You might be pissed hearing me say this because all that’s running through your brain right now is:
- the hospitals
- the loss
- the fear
- the bathing
- the tears
- the bills
- the family feuds
- the anger
- the WHY WHY WHY?
But don’t tell me there haven’t been laugh-out-loud moments, where (literally) all you can do is throw your hands up and laugh (often sounding like a crazy person).
Maybe they turned to tears quickly after, but still… for that moment…you were soothed, you felt relief, you were just on the slight side of healed.
And isn’t that what we’re all looking for? To share our grief? To breathe again? To link our worn fingers together and hold on for dear life?
Erma Bombeck, my mom’s favorite humorist said, “Laughter rises out of tragedy when you need it the most, and rewards you for your courage.”
That’s what One Brave Cowgirl is all about.
We believe crazy things like:
- You’re stronger than you think.
- Laughter makes you brave.
- There is life after dementia.
- Misery is optional.
- Martyrdom is overrated.
You see, I wasn’t always this cope-y. Once upon a dark time I turned to everything but comedy to deal with my mother’s Alzheimer’s. And when I say everything, I mean everything. Use your imagination here, and one day, over coffee, I’ll tell you the gritty details.
Much like most rock bottoms, there I found solid footing on which to walk in a different direction: healed, recovered.
And that’s when I started thinking about the 35 million people in the world (thanks, Google) with some form of dementia. If the average family size is 2.5 (I never understood that half person thing), that meant there were upwards of 87 million people who are –cliché and all – Just. Like. Me.
- We’re overwhelmed on every level: financially and emotionally and logistically and physically.
- We’ve spent more hours in hospitals than most med students.
- We ping pong between guilt and relief when we take time away from our loved ones.
- We hate having to be parents to our parents.
- We’re convinced it’s not okay to take care of ourselves.
- We’re terrified that one day, we’ll wake up with dementia.

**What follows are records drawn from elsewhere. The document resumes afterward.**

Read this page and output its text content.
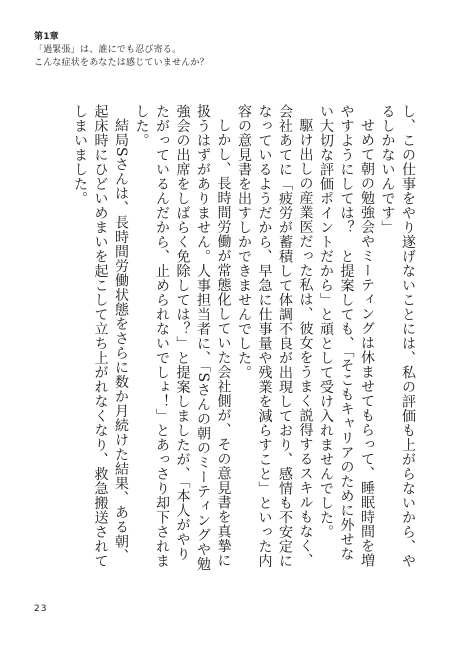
第1章
「過緊張」は、誰にでも忍び寄る。
こんな症状をあなたは感じていませんか？

し、この仕事をやり遂げないことには、私の評価も上がらないから、やるしかないんです」

せめて朝の勉強会やミーティングは休ませてもらって、睡眠時間を増やすようにしては？　と提案しても、「そこもキャリアのために外せない大切な評価ポイントだから」と頑として受け入れませんでした。

駆け出しの産業医だった私は、彼女をうまく説得するスキルもなく、会社あてに「疲労が蓄積して体調不良が出現しており、感情も不安定になっているようだから、早急に仕事量や残業を減らすこと」といった内容の意見書を出すしかできませんでした。

しかし、長時間労働が常態化していた会社側が、その意見書を真摯に扱うはずがありません。人事担当者に、「Sさんの朝のミーティングや勉強会の出席をしばらく免除しては？」と提案しましたが、「本人がやりたがっているんだから、止められないでしょ！」とあっさり却下されました。

結局Sさんは、長時間労働状態をさらに数か月続けた結果、ある朝、起床時にひどいめまいを起こして立ち上がれなくなり、救急搬送されてしまいました。

23
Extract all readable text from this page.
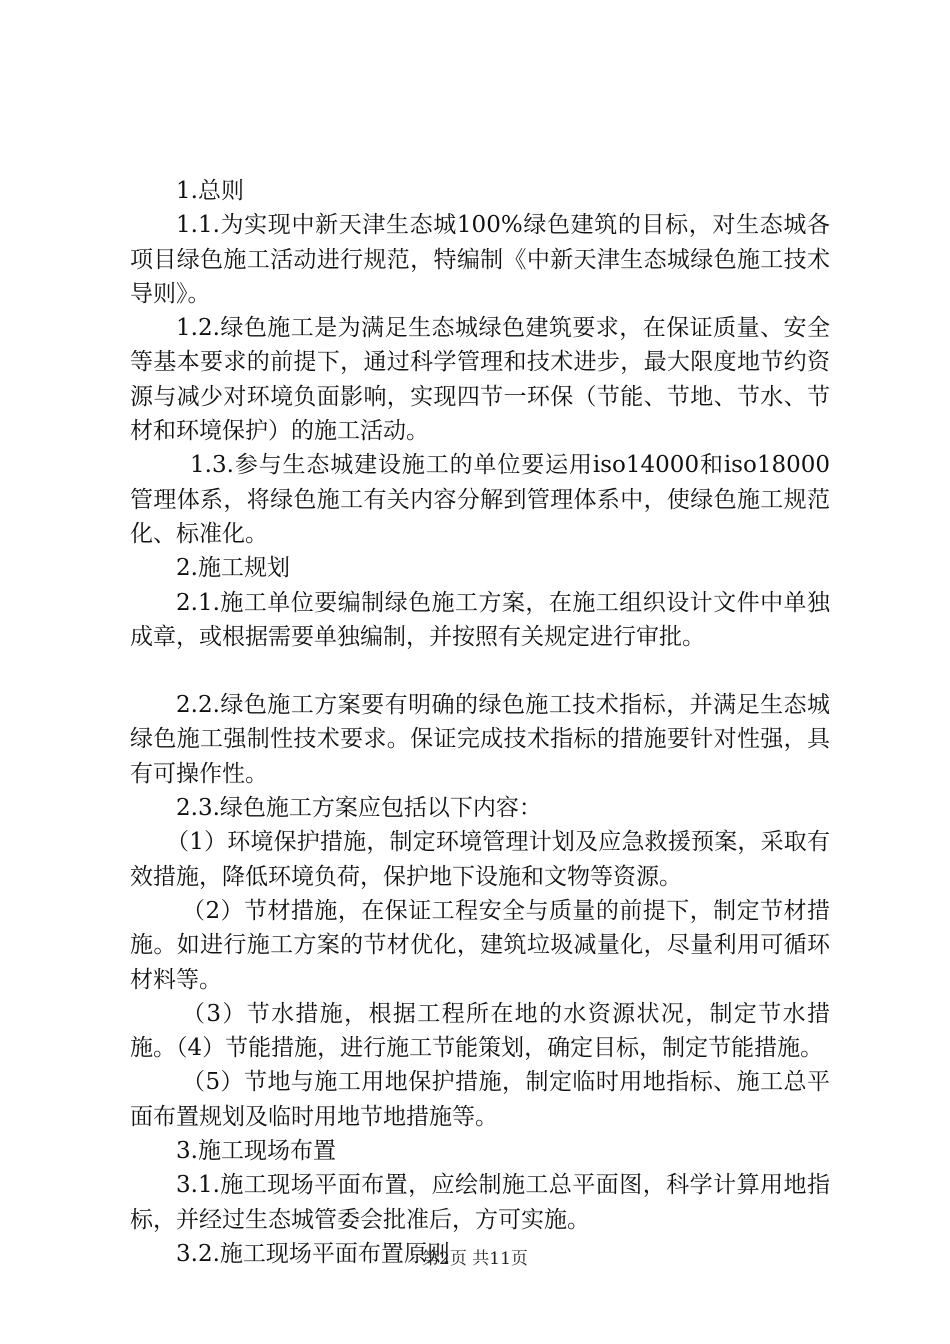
1.总则

1.1.为实现中新天津生态城100%绿色建筑的目标，对生态城各项目绿色施工活动进行规范，特编制《中新天津生态城绿色施工技术导则》。

1.2.绿色施工是为满足生态城绿色建筑要求，在保证质量、安全等基本要求的前提下，通过科学管理和技术进步，最大限度地节约资源与减少对环境负面影响，实现四节一环保（节能、节地、节水、节材和环境保护）的施工活动。

1.3.参与生态城建设施工的单位要运用iso14000和iso18000管理体系，将绿色施工有关内容分解到管理体系中，使绿色施工规范化、标准化。

2.施工规划

2.1.施工单位要编制绿色施工方案，在施工组织设计文件中单独成章，或根据需要单独编制，并按照有关规定进行审批。

2.2.绿色施工方案要有明确的绿色施工技术指标，并满足生态城绿色施工强制性技术要求。保证完成技术指标的措施要针对性强，具有可操作性。

2.3.绿色施工方案应包括以下内容：

（1）环境保护措施，制定环境管理计划及应急救援预案，采取有效措施，降低环境负荷，保护地下设施和文物等资源。

（2）节材措施，在保证工程安全与质量的前提下，制定节材措施。如进行施工方案的节材优化，建筑垃圾减量化，尽量利用可循环材料等。

（3）节水措施，根据工程所在地的水资源状况，制定节水措施。（4）节能措施，进行施工节能策划，确定目标，制定节能措施。

（5）节地与施工用地保护措施，制定临时用地指标、施工总平面布置规划及临时用地节地措施等。

3.施工现场布置

3.1.施工现场平面布置，应绘制施工总平面图，科学计算用地指标，并经过生态城管委会批准后，方可实施。

3.2.施工现场平面布置原则

第2页 共11页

So here’s what we’re gonna do:
We’re gonna come together
We’re gonna share stories
We’re gonna learn new things about this disease, about our loved ones & about ourselves
We’re gonna stare dementia in the face, maintain eye contact, and remind him that he’s not the boss
We’re gonna laugh so we don’t cry
And then we’re probably gonna cry anyway
We’re gonna be a ragtag community full of people who give each other the strength and courage to face just one more day.
And for now, that’s exactly good enough.
Welcome to One Brave Cowgirl. Join me in battling back the best way I know – with gratitude, acceptance, and humor.
I’m not laughing at dementia, of course, I’m laughing with it. Because, admit it: the most unexpected, hilarious things happen when you’re dealing with this disease. Some might call me irreverent for thinking this way. To that, I say irreverence is bliss.
Need a little bliss? Thought so.
Because everyone knows laughter is not the best medicine for dementia. It won’t bring them back. It won’t make it all magically better. But it will help you survive. And live again.
So giddy up, we’ve got a life to get to.